Виктор не выходил из избы три дня. На работу не пошёл — бригадир звонил, но трубку он не брал. На четвёртый день, когда бутылка опустела, а голова немного прояснилась, он встал перед зеркалом.
Из зеркала смотрел на него чужой человек. Одутловатое лицо, красные прожилки на щеках, щетина седая, хотя всего тридцать восемь. Глаза тусклые, мёртвые. Рубашка грязная, руки дрожат. Он долго смотрел и не узнавал себя. Когда-то он был нормальным мужиком — работал водителем лесовоза, держал хозяйство, играл с детьми по вечерам. Куда всё делось?
Ответ был простой. Всё съел алкоголь. Сначала — понемногу, по праздникам. Потом — по выходным. Потом — каждый вечер. А последние два года — по-настоящему страшно, запоями. Он и сам не заметил, как перешёл черту, за которой уже не вечерняя рюмка, а болезнь. Болезнь, которая отнимает всё: работу, здоровье, семью, самого себя.
В то утро он впервые сказал себе правду. Без вранья, без «я в любой момент могу бросить», без «просто жизнь тяжёлая». Правда была страшная: он алкоголик. И если ничего не сделать, он умрёт. Один, в пустом доме, всеми забытый.

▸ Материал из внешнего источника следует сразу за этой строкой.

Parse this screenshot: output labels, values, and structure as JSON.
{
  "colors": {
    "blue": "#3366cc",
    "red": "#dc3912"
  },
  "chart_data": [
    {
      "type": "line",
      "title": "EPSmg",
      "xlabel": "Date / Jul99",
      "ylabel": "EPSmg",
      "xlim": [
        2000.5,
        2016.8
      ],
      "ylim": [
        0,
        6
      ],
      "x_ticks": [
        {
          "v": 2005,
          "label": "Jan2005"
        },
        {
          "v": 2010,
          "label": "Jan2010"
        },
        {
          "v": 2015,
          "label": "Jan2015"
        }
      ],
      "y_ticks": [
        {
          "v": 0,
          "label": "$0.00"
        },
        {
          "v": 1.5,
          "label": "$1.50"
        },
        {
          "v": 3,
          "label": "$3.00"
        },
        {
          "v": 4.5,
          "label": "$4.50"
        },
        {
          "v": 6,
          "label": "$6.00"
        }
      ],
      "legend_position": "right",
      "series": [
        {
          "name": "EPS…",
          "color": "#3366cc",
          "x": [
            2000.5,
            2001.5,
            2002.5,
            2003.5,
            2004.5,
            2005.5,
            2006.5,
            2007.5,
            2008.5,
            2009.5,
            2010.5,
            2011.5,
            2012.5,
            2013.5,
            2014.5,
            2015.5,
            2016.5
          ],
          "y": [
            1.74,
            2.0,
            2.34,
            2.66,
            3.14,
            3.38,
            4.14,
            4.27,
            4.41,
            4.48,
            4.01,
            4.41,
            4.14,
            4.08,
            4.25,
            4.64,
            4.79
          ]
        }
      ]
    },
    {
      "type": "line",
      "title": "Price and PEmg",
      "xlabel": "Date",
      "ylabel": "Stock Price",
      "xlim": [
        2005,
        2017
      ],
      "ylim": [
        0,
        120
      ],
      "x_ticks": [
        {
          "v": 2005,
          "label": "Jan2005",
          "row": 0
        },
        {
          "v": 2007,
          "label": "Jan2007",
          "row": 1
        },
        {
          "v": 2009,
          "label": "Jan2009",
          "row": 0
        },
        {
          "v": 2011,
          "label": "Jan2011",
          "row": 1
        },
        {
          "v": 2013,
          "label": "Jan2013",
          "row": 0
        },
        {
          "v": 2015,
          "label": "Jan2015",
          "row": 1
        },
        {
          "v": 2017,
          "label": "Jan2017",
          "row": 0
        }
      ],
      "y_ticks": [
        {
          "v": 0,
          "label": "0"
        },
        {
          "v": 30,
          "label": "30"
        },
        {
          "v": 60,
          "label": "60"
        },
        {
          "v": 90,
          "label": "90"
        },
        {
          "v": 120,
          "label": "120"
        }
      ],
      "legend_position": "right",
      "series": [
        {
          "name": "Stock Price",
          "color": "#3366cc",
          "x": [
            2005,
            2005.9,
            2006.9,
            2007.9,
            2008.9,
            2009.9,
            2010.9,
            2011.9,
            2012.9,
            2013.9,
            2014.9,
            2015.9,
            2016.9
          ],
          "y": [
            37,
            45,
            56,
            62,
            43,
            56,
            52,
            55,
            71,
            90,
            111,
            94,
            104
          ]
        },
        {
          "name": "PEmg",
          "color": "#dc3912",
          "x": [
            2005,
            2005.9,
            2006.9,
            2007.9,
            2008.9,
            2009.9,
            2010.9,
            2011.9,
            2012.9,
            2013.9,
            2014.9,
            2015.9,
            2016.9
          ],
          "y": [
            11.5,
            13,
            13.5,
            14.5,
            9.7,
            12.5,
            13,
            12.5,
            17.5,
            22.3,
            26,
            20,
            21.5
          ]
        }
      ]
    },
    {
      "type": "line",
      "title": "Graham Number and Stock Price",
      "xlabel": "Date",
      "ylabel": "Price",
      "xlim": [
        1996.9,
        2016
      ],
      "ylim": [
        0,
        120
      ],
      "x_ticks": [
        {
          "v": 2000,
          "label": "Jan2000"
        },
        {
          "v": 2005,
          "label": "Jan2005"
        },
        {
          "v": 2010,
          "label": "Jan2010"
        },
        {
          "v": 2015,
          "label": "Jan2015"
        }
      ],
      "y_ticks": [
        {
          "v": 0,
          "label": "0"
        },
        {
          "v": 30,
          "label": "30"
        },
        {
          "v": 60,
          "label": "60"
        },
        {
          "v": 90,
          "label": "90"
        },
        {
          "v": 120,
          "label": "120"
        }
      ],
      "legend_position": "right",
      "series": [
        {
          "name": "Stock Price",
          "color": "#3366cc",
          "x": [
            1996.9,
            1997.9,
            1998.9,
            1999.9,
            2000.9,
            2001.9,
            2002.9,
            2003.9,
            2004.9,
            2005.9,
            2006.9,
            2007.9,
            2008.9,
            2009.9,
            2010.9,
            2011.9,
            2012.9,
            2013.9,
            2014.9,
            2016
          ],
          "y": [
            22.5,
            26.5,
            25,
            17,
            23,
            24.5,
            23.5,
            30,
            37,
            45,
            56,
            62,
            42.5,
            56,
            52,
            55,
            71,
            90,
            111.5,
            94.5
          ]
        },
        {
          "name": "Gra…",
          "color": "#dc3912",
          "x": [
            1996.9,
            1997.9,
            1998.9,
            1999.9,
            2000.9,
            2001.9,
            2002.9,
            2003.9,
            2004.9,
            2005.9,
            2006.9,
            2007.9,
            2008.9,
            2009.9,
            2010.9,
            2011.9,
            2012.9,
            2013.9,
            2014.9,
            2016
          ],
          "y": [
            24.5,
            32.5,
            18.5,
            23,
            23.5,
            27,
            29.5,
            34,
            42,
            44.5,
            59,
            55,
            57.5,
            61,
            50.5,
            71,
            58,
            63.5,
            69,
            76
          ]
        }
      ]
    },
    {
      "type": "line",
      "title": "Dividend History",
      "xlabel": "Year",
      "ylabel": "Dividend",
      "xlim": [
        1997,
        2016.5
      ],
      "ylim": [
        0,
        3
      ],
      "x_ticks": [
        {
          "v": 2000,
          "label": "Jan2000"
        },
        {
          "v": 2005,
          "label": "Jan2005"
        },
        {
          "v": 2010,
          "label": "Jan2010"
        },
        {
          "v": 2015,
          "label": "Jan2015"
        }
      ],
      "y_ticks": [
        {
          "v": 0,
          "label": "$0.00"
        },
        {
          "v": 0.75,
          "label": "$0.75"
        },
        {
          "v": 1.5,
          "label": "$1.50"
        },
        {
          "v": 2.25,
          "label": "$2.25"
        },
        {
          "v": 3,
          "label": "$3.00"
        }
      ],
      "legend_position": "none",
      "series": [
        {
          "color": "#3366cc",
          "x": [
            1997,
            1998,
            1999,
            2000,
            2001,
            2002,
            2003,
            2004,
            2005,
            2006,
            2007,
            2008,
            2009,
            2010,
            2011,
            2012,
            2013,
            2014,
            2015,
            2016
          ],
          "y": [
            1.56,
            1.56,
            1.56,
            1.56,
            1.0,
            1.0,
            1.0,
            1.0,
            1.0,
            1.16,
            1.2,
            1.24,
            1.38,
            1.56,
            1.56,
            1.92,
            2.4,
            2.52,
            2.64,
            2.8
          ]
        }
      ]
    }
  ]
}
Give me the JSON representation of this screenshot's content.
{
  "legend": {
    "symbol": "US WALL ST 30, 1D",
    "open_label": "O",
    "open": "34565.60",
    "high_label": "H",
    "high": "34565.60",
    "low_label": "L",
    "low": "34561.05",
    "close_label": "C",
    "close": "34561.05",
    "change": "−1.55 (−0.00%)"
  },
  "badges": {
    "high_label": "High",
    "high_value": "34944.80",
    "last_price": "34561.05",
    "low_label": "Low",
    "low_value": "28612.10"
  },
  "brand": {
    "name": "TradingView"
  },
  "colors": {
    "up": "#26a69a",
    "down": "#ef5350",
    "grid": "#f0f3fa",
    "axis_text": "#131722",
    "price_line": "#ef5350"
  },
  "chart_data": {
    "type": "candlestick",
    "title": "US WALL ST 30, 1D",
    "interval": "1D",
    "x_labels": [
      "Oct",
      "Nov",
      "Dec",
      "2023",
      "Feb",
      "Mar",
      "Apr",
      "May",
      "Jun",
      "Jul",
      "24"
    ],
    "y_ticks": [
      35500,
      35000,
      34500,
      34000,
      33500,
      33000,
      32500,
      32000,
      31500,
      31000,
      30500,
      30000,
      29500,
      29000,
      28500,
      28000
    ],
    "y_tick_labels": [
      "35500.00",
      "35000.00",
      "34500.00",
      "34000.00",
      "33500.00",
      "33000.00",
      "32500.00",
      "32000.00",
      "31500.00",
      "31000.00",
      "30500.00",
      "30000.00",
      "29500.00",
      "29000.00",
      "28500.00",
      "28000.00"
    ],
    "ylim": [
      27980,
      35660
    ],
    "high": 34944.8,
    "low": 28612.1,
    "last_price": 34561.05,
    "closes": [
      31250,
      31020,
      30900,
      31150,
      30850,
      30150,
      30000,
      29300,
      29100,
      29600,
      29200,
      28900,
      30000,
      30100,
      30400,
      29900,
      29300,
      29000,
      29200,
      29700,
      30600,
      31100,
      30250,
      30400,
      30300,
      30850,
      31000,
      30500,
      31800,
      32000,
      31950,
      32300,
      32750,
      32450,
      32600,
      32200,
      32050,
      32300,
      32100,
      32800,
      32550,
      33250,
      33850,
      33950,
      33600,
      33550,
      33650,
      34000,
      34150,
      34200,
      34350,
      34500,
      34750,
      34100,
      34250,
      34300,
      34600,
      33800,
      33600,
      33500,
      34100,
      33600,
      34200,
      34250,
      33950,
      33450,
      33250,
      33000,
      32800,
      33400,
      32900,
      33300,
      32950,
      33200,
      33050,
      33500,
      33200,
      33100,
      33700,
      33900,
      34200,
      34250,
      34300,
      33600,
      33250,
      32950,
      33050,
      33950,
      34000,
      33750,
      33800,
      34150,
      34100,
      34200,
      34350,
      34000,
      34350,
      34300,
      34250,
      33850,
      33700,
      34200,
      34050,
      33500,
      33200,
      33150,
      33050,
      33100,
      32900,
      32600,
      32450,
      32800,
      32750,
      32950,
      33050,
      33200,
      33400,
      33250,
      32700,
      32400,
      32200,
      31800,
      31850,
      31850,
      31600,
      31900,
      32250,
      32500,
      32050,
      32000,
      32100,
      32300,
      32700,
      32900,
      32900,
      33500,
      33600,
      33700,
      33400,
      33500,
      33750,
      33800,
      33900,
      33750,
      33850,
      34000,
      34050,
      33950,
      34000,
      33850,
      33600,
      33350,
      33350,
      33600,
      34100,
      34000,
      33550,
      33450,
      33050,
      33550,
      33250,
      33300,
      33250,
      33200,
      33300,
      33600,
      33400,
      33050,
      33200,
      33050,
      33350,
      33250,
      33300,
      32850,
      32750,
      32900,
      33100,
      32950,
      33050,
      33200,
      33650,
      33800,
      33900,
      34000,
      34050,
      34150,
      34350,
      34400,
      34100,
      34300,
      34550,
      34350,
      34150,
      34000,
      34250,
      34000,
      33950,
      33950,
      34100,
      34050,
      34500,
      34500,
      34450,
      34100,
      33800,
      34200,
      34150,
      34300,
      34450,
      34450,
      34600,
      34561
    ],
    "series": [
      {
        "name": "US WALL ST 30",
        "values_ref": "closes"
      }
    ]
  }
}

Через два дня он поехал в райцентр. Нашёл частный наркологический кабинет — такие объявления висели на столбах: «Кодирование от алкоголизма. Гарантия. Анонимно». Врач, усталый мужчина в очках, посмотрел на него без всякого интереса — видимо, таких, как Виктор, он видел каждый день.
— Зачем вам это? — спросил врач.
— Жена ушла. Детей забрала.
— Это не причина. Жена может и не вернуться, даже если вы пить бросите. Тогда что?
Виктор задумался. Потом сказал:
— Тогда просто чтобы не сдохнуть. Под забором.
Врач кивнул. Объяснил процедуру: укол, после которого алкоголь нельзя употреблять категорически — может быть летальный исход. Подшивка на год. Виктор согласился.
Укол сделали в тот же день. Он вышел из кабинета с распухшей рукой и странным, новым чувством. Ему было страшно. Но вместе со страхом пришло и что-то ещё — облегчение. Словно с него сняли тяжёлый груз, который он тащил много лет.
Первые месяцы были адом. Не физически — физически он держался, укол делал своё дело, — а психологически. Каждый вечер, возвращаясь в пустой дом, он испытывал такое отчаяние, что хотелось выть. Дом молчал. Ни детских голосов, ни Таниного ворчания, ни звона посуды. Только тишина. Гулкая, давящая, невыносимая.
Он начал ремонт. Просто чтобы чем-то занять руки и голову. Сначала перебрал полы в горнице — доски скрипели, половицы расшатались. Потом взялся за кухню: переклеил обои, побелил потолок, починил проводку. Нашёл старую электроплиту на свалке у пилорамы, восстановил, подключил.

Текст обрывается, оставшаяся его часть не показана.